Tuesday 27 July 2021 8:31am
The University of Otago is proud to be an inaugural signatory of an agreement which pledges openness in animal research and teaching.
The Openness Agreement on Animal Research and Teaching in New Zealand commits Otago to ensuring the public is well informed about animal research. It is initiated and led by the Australia and New Zealand Council for the Care of Animals in Research and Teaching (ANZCCART).
Otago is one of 21 organisations from around New Zealand to sign the agreement, which will be launched on Tuesday 27 July at the ANZCCART conference in Queenstown.
University of Otago Deputy Vice-Chancellor, Research and Enterprise, Professor Richard Blaikie says signing the agreement is significant.
“The University is, and has always been committed to maintaining the highest ethical standards in research and teaching involving animals, including the reduction, refinement or replacement of such use when possible.
“Engagement and openness with the public are important to us in order to articulate the reasons why the use of animals is required in many circumstances, to demonstrate the benefits that accrue from such teaching and research, as well as to demonstrate the levels of responsibility and welfare that are put into practice for the animals under our care,” he says.
“Becoming an inaugural signatory to this agreement is a natural step for us in demonstrating these commitments alongside other universities and research organisations.”
Bioethics Centre Senior Lecturer and animal ethicist Dr Mike King says the agreement is an “immensely valuable achievement”.
“Animal research and teaching can only occur if a society consents to it, permitting researchers and teachers to do their work, and allowing others – people, non-human animals, and the environment – to benefit from the results of this work,” Dr King says.
“Without consent from society, expressed through public agreement, and facilitated by law and policy, animal research and teaching will diminish, and any value it offers will diminish as well.”
Animal research and teaching is an ethically complex issue, and informed, reasonable disagreement about it is an opportunity for ethical progress to be made he says.
“This research is always undertaken with the aim of benefitting humans, animals and the environment. Animals are central to this issue and should be central beneficiaries of this progress.
“A crucial further commitment is to communicate this information to tangata whenua.

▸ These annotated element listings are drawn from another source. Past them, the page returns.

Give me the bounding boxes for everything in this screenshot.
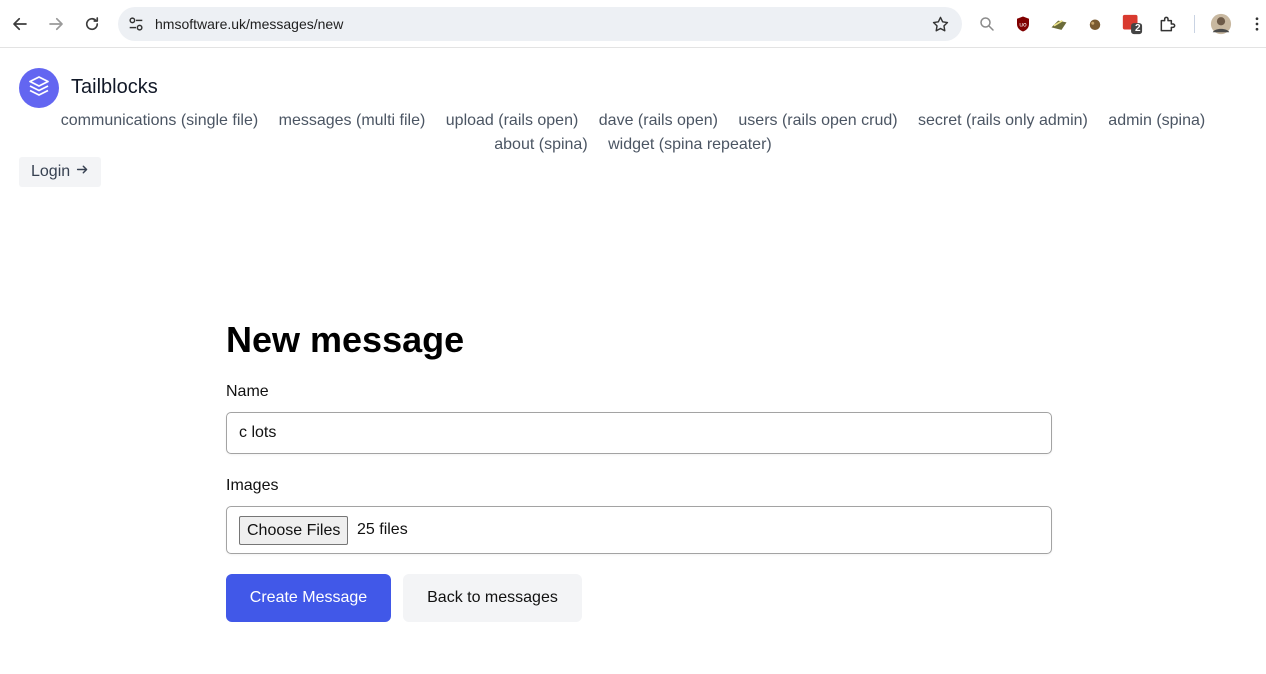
back-arrow-icon[interactable] bbox=[6, 10, 34, 38]
nav-link-secret[interactable]: secret (rails only admin) bbox=[918, 109, 1088, 133]
login-button[interactable]: Login bbox=[19, 157, 102, 187]
create-message-button[interactable]: Create Message bbox=[226, 574, 391, 622]
nav-link-upload[interactable]: upload (rails open) bbox=[446, 109, 579, 133]
page-title: New message bbox=[226, 319, 465, 360]
name-label: Name bbox=[226, 383, 269, 400]
back-to-messages-button[interactable]: Back to messages bbox=[403, 574, 582, 622]
nav-link-widget[interactable]: widget (spina repeater) bbox=[608, 133, 772, 157]
brand-logo[interactable] bbox=[19, 68, 59, 108]
files-selected-status: 25 files bbox=[357, 521, 408, 538]
nav-link-messages[interactable]: messages (multi file) bbox=[279, 109, 426, 133]
forward-arrow-icon[interactable] bbox=[42, 10, 70, 38]
url-text[interactable]: hmsoftware.uk/messages/new bbox=[155, 16, 343, 32]
extension-icon[interactable] bbox=[1048, 13, 1070, 35]
nav-link-communications[interactable]: communications (single file) bbox=[61, 109, 258, 133]
nav-link-dave[interactable]: dave (rails open) bbox=[599, 109, 718, 133]
search-icon[interactable] bbox=[976, 13, 998, 35]
ublock-icon[interactable]: uo bbox=[1012, 13, 1034, 35]
nav-link-users[interactable]: users (rails open crud) bbox=[738, 109, 897, 133]
puzzle-icon[interactable] bbox=[1157, 13, 1179, 35]
toolbar-divider bbox=[1194, 15, 1195, 33]
address-bar[interactable]: hmsoftware.uk/messages/new bbox=[118, 7, 962, 41]
images-label: Images bbox=[226, 477, 279, 494]
reload-icon[interactable] bbox=[78, 10, 106, 38]
site-info-icon[interactable] bbox=[126, 14, 146, 34]
name-input[interactable] bbox=[226, 412, 1052, 454]
avatar[interactable] bbox=[1210, 13, 1232, 35]
extension-icon[interactable]: 2 bbox=[1121, 13, 1143, 35]
bookmark-star-icon[interactable] bbox=[930, 14, 950, 34]
extension-badge: 2 bbox=[1135, 23, 1141, 34]
browser-toolbar: hmsoftware.uk/messages/new uo 2 bbox=[0, 0, 1266, 48]
stack-layers-icon bbox=[27, 74, 51, 103]
extension-icon[interactable] bbox=[1084, 13, 1106, 35]
nav-link-admin[interactable]: admin (spina) bbox=[1108, 109, 1205, 133]
arrow-right-icon bbox=[76, 163, 89, 181]
choose-files-button[interactable]: Choose Files bbox=[239, 516, 349, 545]
images-file-input[interactable]: Choose Files 25 files bbox=[226, 506, 1052, 554]
main-nav: communications (single file) messages (m… bbox=[0, 109, 1266, 157]
nav-link-about[interactable]: about (spina) bbox=[494, 133, 587, 157]
login-label: Login bbox=[31, 163, 71, 180]
svg-text:uo: uo bbox=[1019, 21, 1027, 28]
brand-name[interactable]: Tailblocks bbox=[71, 76, 158, 99]
kebab-menu-icon[interactable] bbox=[1246, 13, 1266, 35]
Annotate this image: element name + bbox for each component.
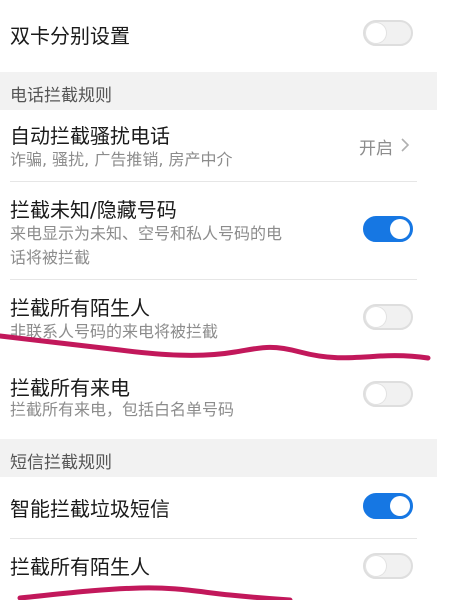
auto-block-status-value: 开启	[359, 139, 393, 159]
sms-rules-section-header: 短信拦截规则	[0, 439, 437, 477]
block-all-calls-subtitle: 拦截所有来电，包括白名单号码	[10, 400, 235, 419]
block-all-strangers-calls-row[interactable]: 拦截所有陌生人 非联系人号码的来电将被拦截	[0, 280, 437, 356]
dual-sim-settings-row[interactable]: 双卡分别设置	[0, 0, 437, 66]
section-title: 短信拦截规则	[10, 453, 112, 473]
block-all-calls-toggle[interactable]	[363, 381, 413, 407]
chevron-right-icon	[401, 138, 410, 152]
toggle-knob	[366, 23, 386, 43]
block-all-strangers-calls-subtitle: 非联系人号码的来电将被拦截	[10, 322, 219, 341]
toggle-knob	[390, 496, 410, 516]
block-all-calls-title: 拦截所有来电	[10, 376, 130, 400]
smart-block-spam-sms-row[interactable]: 智能拦截垃圾短信	[0, 477, 437, 539]
auto-block-spam-calls-row[interactable]: 自动拦截骚扰电话 诈骗, 骚扰, 广告推销, 房产中介 开启	[0, 110, 437, 182]
block-unknown-hidden-subtitle-line2: 话将被拦截	[10, 248, 91, 267]
block-all-strangers-sms-row[interactable]: 拦截所有陌生人	[0, 539, 437, 600]
smart-block-spam-sms-title: 智能拦截垃圾短信	[10, 497, 170, 521]
auto-block-spam-calls-title: 自动拦截骚扰电话	[10, 124, 170, 148]
dual-sim-settings-toggle[interactable]	[363, 20, 413, 46]
section-title: 电话拦截规则	[10, 86, 112, 106]
block-all-strangers-calls-toggle[interactable]	[363, 304, 413, 330]
block-unknown-hidden-title: 拦截未知/隐藏号码	[10, 198, 177, 222]
block-all-strangers-sms-toggle[interactable]	[363, 553, 413, 579]
smart-block-spam-sms-toggle[interactable]	[363, 493, 413, 519]
block-all-strangers-sms-title: 拦截所有陌生人	[10, 555, 150, 579]
call-block-settings-screen: 双卡分别设置 电话拦截规则 自动拦截骚扰电话 诈骗, 骚扰, 广告推销, 房产中…	[0, 0, 437, 600]
toggle-knob	[366, 384, 386, 404]
dual-sim-settings-title: 双卡分别设置	[10, 24, 130, 48]
toggle-knob	[366, 307, 386, 327]
toggle-knob	[390, 219, 410, 239]
block-unknown-hidden-subtitle-line1: 来电显示为未知、空号和私人号码的电	[10, 224, 283, 243]
call-rules-section-header: 电话拦截规则	[0, 72, 437, 110]
auto-block-spam-calls-subtitle: 诈骗, 骚扰, 广告推销, 房产中介	[10, 150, 233, 169]
edge-strip	[437, 0, 453, 600]
block-all-calls-row[interactable]: 拦截所有来电 拦截所有来电，包括白名单号码	[0, 356, 437, 432]
block-unknown-hidden-toggle[interactable]	[363, 216, 413, 242]
block-unknown-hidden-numbers-row[interactable]: 拦截未知/隐藏号码 来电显示为未知、空号和私人号码的电 话将被拦截	[0, 182, 437, 280]
toggle-knob	[366, 556, 386, 576]
block-all-strangers-calls-title: 拦截所有陌生人	[10, 296, 150, 320]
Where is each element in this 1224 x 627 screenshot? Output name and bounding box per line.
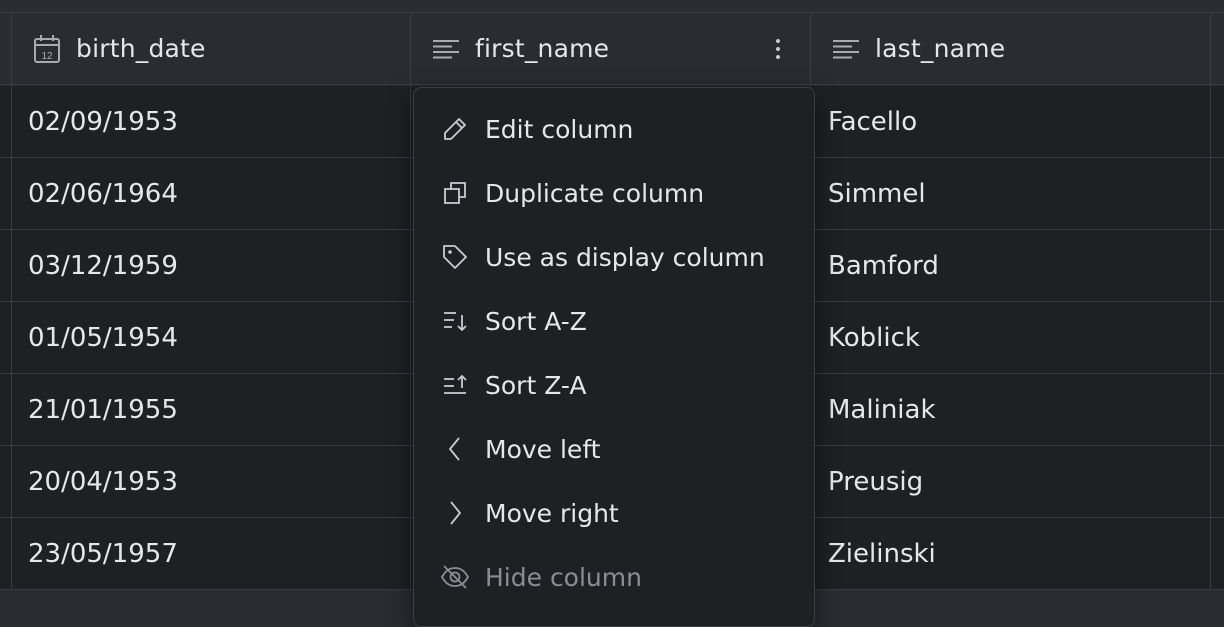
menu-item-label: Sort A-Z — [485, 306, 587, 336]
menu-item-move-left[interactable]: Move left — [414, 417, 814, 481]
menu-item-move-right[interactable]: Move right — [414, 481, 814, 545]
cell-last-name[interactable]: Bamford — [811, 230, 1211, 302]
column-header-label: last_name — [875, 34, 1006, 63]
menu-item-sort-z-a[interactable]: Sort Z-A — [414, 353, 814, 417]
cell-last-name[interactable]: Simmel — [811, 158, 1211, 230]
sort-ascending-icon — [440, 306, 470, 336]
menu-item-label: Sort Z-A — [485, 370, 587, 400]
row-edge — [1211, 86, 1224, 158]
chevron-left-icon — [440, 434, 470, 464]
cell-birth-date[interactable]: 23/05/1957 — [12, 518, 411, 590]
menu-item-label: Move left — [485, 434, 601, 464]
cell-birth-date[interactable]: 20/04/1953 — [12, 446, 411, 518]
header-row-gutter — [0, 13, 12, 85]
row-gutter — [0, 158, 12, 230]
cell-birth-date[interactable]: 21/01/1955 — [12, 374, 411, 446]
column-header-label: first_name — [475, 34, 610, 63]
menu-item-use-as-display-column[interactable]: Use as display column — [414, 225, 814, 289]
chevron-right-icon — [440, 498, 470, 528]
column-header-last-name[interactable]: last_name — [811, 13, 1211, 85]
cell-last-name[interactable]: Preusig — [811, 446, 1211, 518]
row-edge — [1211, 446, 1224, 518]
menu-item-label: Edit column — [485, 114, 634, 144]
menu-item-duplicate-column[interactable]: Duplicate column — [414, 161, 814, 225]
text-lines-icon — [831, 34, 861, 64]
cell-birth-date[interactable]: 03/12/1959 — [12, 230, 411, 302]
row-edge — [1211, 302, 1224, 374]
svg-text:12: 12 — [41, 51, 53, 62]
menu-item-edit-column[interactable]: Edit column — [414, 97, 814, 161]
row-edge — [1211, 518, 1224, 590]
row-edge — [1211, 230, 1224, 302]
cell-last-name[interactable]: Maliniak — [811, 374, 1211, 446]
tag-icon — [440, 242, 470, 272]
eye-off-icon — [440, 562, 470, 592]
row-gutter — [0, 302, 12, 374]
text-lines-icon — [431, 34, 461, 64]
header-row-edge — [1211, 13, 1224, 85]
menu-item-label: Duplicate column — [485, 178, 705, 208]
menu-item-hide-column[interactable]: Hide column — [414, 545, 814, 609]
column-context-menu: Edit column Duplicate column Use as disp… — [413, 87, 815, 627]
row-gutter — [0, 86, 12, 158]
calendar-icon: 12 — [32, 34, 62, 64]
column-header-label: birth_date — [76, 34, 206, 63]
pencil-icon — [440, 114, 470, 144]
menu-item-label: Move right — [485, 498, 619, 528]
grid-top-strip — [0, 0, 1224, 13]
duplicate-icon — [440, 178, 470, 208]
column-header-birth-date[interactable]: 12 birth_date — [12, 13, 411, 85]
row-gutter — [0, 518, 12, 590]
row-edge — [1211, 374, 1224, 446]
menu-item-sort-a-z[interactable]: Sort A-Z — [414, 289, 814, 353]
row-gutter — [0, 230, 12, 302]
sort-descending-icon — [440, 370, 470, 400]
row-edge — [1211, 158, 1224, 230]
cell-last-name[interactable]: Zielinski — [811, 518, 1211, 590]
cell-last-name[interactable]: Koblick — [811, 302, 1211, 374]
cell-birth-date[interactable]: 02/09/1953 — [12, 86, 411, 158]
cell-last-name[interactable]: Facello — [811, 86, 1211, 158]
more-options-icon[interactable] — [768, 35, 788, 63]
row-gutter — [0, 446, 12, 518]
cell-birth-date[interactable]: 01/05/1954 — [12, 302, 411, 374]
row-gutter — [0, 374, 12, 446]
column-header-first-name[interactable]: first_name — [411, 13, 811, 85]
cell-birth-date[interactable]: 02/06/1964 — [12, 158, 411, 230]
menu-item-label: Use as display column — [485, 242, 765, 272]
menu-item-label: Hide column — [485, 562, 642, 592]
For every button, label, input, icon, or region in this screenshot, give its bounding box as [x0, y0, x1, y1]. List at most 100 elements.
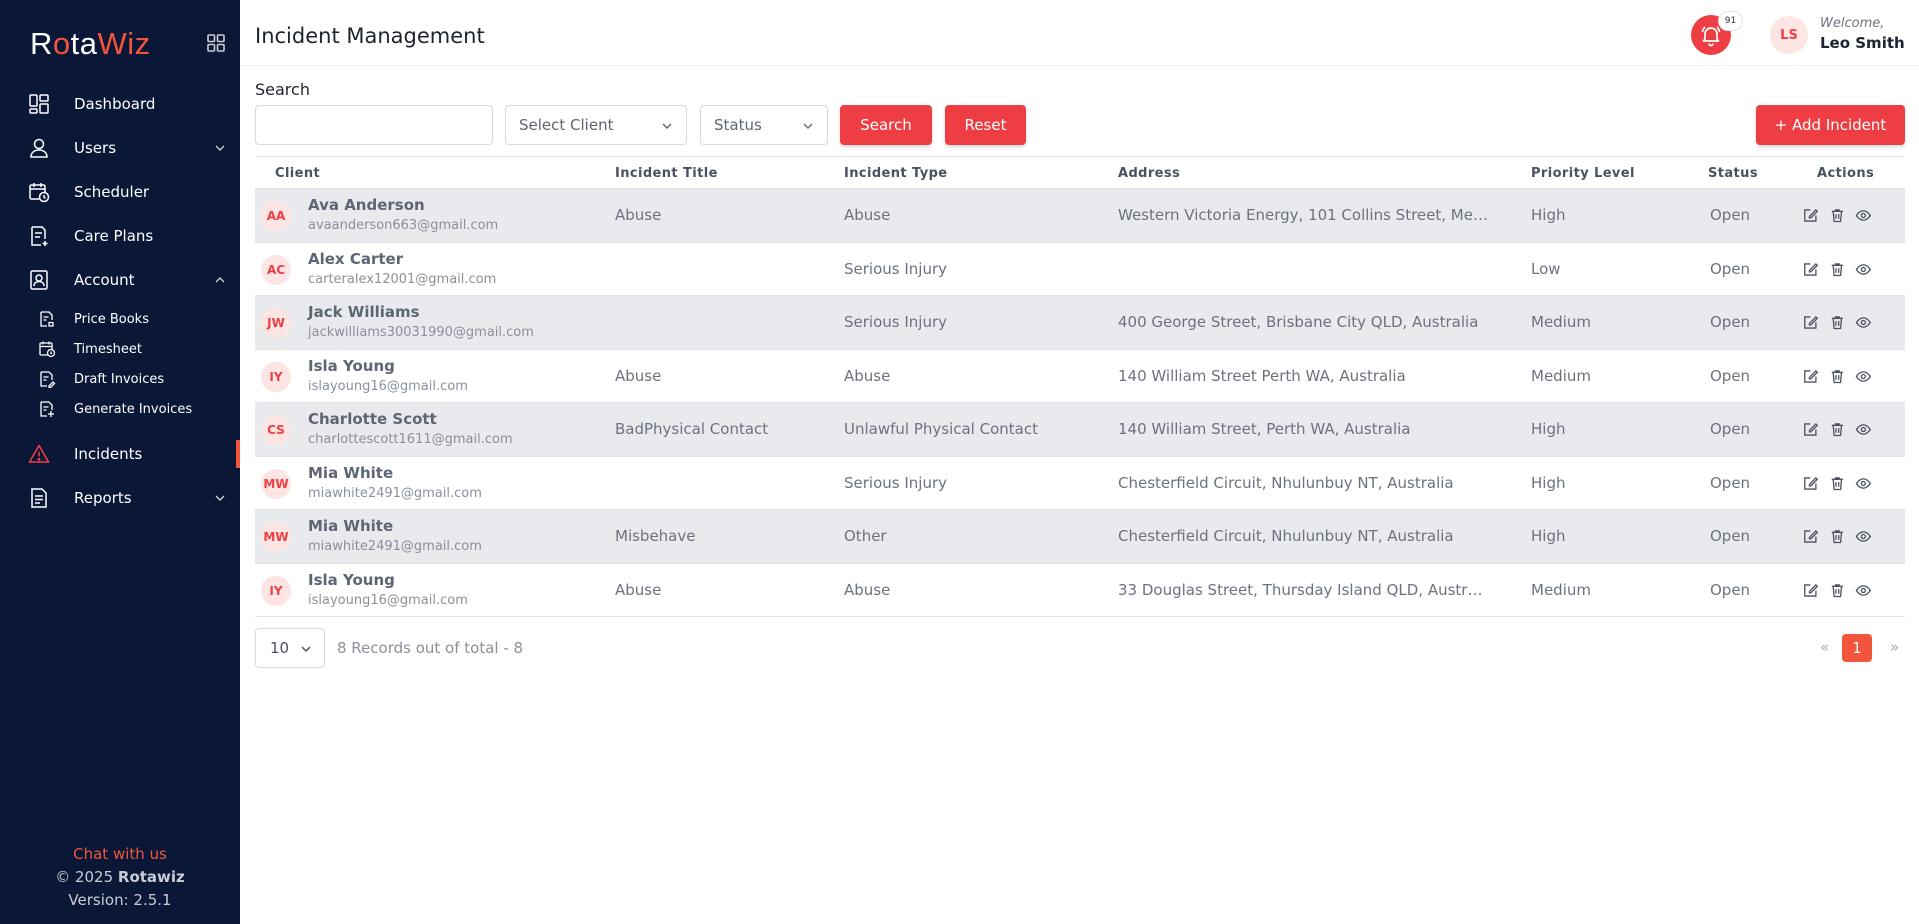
column-header-client[interactable]: Client [275, 166, 320, 181]
sidebar-item-label: Users [74, 139, 117, 157]
eye-icon[interactable] [1855, 528, 1872, 545]
sidebar-item-care-plans[interactable]: Care Plans [0, 214, 240, 258]
sidebar-subitem-label: Draft Invoices [74, 371, 165, 387]
incident-title: Misbehave [615, 527, 696, 545]
records-count: 8 Records out of total - 8 [337, 639, 524, 657]
search-input[interactable] [255, 105, 493, 145]
edit-icon[interactable] [1802, 314, 1819, 331]
apps-grid-icon[interactable] [206, 33, 226, 53]
prev-page-button[interactable]: « [1820, 638, 1829, 656]
incident-title: Abuse [615, 206, 662, 224]
table-row[interactable]: MW Mia White miawhite2491@gmail.com Misbeha… [255, 510, 1905, 564]
edit-icon[interactable] [1802, 582, 1819, 599]
chevron-down-icon [662, 123, 672, 129]
search-button[interactable]: Search [840, 105, 932, 145]
client-name[interactable]: Alex Carter [308, 250, 403, 268]
client-name[interactable]: Jack Williams [308, 303, 420, 321]
client-email: miawhite2491@gmail.com [308, 539, 482, 554]
sidebar-subitem-price-books[interactable]: Price Books [0, 304, 240, 334]
edit-icon[interactable] [1802, 207, 1819, 224]
column-header-incident-type[interactable]: Incident Type [844, 166, 948, 181]
client-select[interactable]: Select Client [505, 105, 687, 145]
client-avatar: MW [261, 522, 291, 552]
user-name[interactable]: Leo Smith [1820, 34, 1905, 52]
client-avatar: IY [261, 361, 291, 392]
trash-icon[interactable] [1829, 582, 1846, 599]
sidebar-item-account[interactable]: Account [0, 258, 240, 302]
trash-icon[interactable] [1829, 475, 1846, 492]
priority-level: Medium [1531, 313, 1591, 331]
trash-icon[interactable] [1829, 314, 1846, 331]
eye-icon[interactable] [1855, 368, 1872, 385]
edit-icon[interactable] [1802, 261, 1819, 278]
eye-icon[interactable] [1855, 475, 1872, 492]
sidebar-item-reports[interactable]: Reports [0, 476, 240, 520]
column-header-address[interactable]: Address [1118, 166, 1180, 181]
next-page-button[interactable]: » [1890, 638, 1899, 656]
client-name[interactable]: Mia White [308, 464, 393, 482]
client-select-value: Select Client [519, 116, 614, 134]
chevron-up-icon [215, 277, 225, 283]
sidebar-subitem-generate-invoices[interactable]: Generate Invoices [0, 394, 240, 424]
table-row[interactable]: CS Charlotte Scott charlottescott1611@gmai… [255, 403, 1905, 457]
table-row[interactable]: AC Alex Carter carteralex12001@gmail.com Se… [255, 243, 1905, 296]
row-actions [1802, 582, 1872, 600]
table-row[interactable]: AA Ava Anderson avaanderson663@gmail.com Ab… [255, 189, 1905, 243]
table-row[interactable]: IY Isla Young islayoung16@gmail.com Abuse Ab… [255, 350, 1905, 403]
trash-icon[interactable] [1829, 261, 1846, 278]
trash-icon[interactable] [1829, 207, 1846, 224]
sidebar-subitem-draft-invoices[interactable]: Draft Invoices [0, 364, 240, 394]
top-bar: Incident Management 91 LS Welcome, Leo S… [240, 4, 1919, 66]
table-row[interactable]: JW Jack Williams jackwilliams30031990@gmai… [255, 296, 1905, 350]
edit-icon[interactable] [1802, 475, 1819, 492]
user-avatar[interactable]: LS [1770, 16, 1808, 54]
row-actions [1802, 261, 1872, 279]
chat-with-us-link[interactable]: Chat with us [0, 843, 240, 866]
column-header-status[interactable]: Status [1708, 166, 1758, 181]
sidebar-item-incidents[interactable]: Incidents [0, 432, 240, 476]
trash-icon[interactable] [1829, 368, 1846, 385]
incident-address: 33 Douglas Street, Thursday Island QLD, … [1118, 580, 1488, 599]
trash-icon[interactable] [1829, 528, 1846, 545]
row-actions [1802, 475, 1872, 493]
sidebar-item-users[interactable]: Users [0, 126, 240, 170]
client-name[interactable]: Isla Young [308, 571, 395, 589]
status-select[interactable]: Status [700, 105, 828, 145]
client-email: carteralex12001@gmail.com [308, 271, 497, 287]
client-name[interactable]: Mia White [308, 517, 393, 535]
client-avatar: CS [261, 415, 291, 445]
eye-icon[interactable] [1855, 314, 1872, 331]
page-size-select[interactable]: 10 [255, 628, 325, 668]
client-avatar: AC [261, 254, 291, 285]
client-name[interactable]: Charlotte Scott [308, 410, 437, 428]
eye-icon[interactable] [1855, 207, 1872, 224]
edit-icon[interactable] [1802, 421, 1819, 438]
page-1-button[interactable]: 1 [1842, 634, 1872, 662]
eye-icon[interactable] [1855, 582, 1872, 599]
reset-button[interactable]: Reset [945, 105, 1026, 145]
sidebar-item-scheduler[interactable]: Scheduler [0, 170, 240, 214]
welcome-text: Welcome, [1820, 16, 1885, 31]
trash-icon[interactable] [1829, 421, 1846, 438]
client-name[interactable]: Isla Young [308, 357, 395, 375]
priority-level: High [1531, 206, 1566, 224]
incident-type: Serious Injury [844, 259, 948, 278]
incident-type: Abuse [844, 366, 891, 385]
brand-logo[interactable]: RotaWiz [30, 24, 230, 64]
sidebar-item-dashboard[interactable]: Dashboard [0, 82, 240, 126]
sidebar-subitem-timesheet[interactable]: Timesheet [0, 334, 240, 364]
table-row[interactable]: MW Mia White miawhite2491@gmail.com Serious… [255, 457, 1905, 510]
table-row[interactable]: IY Isla Young islayoung16@gmail.com Abuse Ab… [255, 564, 1905, 617]
eye-icon[interactable] [1855, 421, 1872, 438]
edit-icon[interactable] [1802, 528, 1819, 545]
column-header-priority-level[interactable]: Priority Level [1531, 166, 1635, 181]
eye-icon[interactable] [1855, 261, 1872, 278]
incident-title: Abuse [615, 366, 662, 385]
incident-type: Serious Injury [844, 473, 948, 492]
client-name[interactable]: Ava Anderson [308, 196, 425, 214]
client-avatar: JW [261, 308, 291, 338]
column-header-incident-title[interactable]: Incident Title [615, 166, 718, 181]
edit-icon[interactable] [1802, 368, 1819, 385]
sidebar: RotaWiz Dashboard Users Scheduler Care P… [0, 0, 240, 924]
add-incident-button[interactable]: + Add Incident [1756, 105, 1905, 145]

This information is essential for informing the ongoing deliberation, public and private, by individuals and groups, whānau and families, hapū and iwi, about whether and what uses of animals in research and teaching are justifiable or tika.
“There will be different views about what information is needed to explain this, and what constitutes fulfilment of these commitments. It is unlikely that all will agree on this topic, but they will have the opportunity to be more informed,” Dr King says.
Otago researcher Professor Greg Anderson, who uses animal research for his work on fertility and metabolic syndrome, says the agreement is a positive step forward.
“Scientists are proud of the work they do to advance the understanding and treatment of health and disease, but haven’t always been good at communicating this to the public.
“It’s great to be part of this proactive endeavour of laying down specific steps to change this situation for the better,” Professor Anderson says.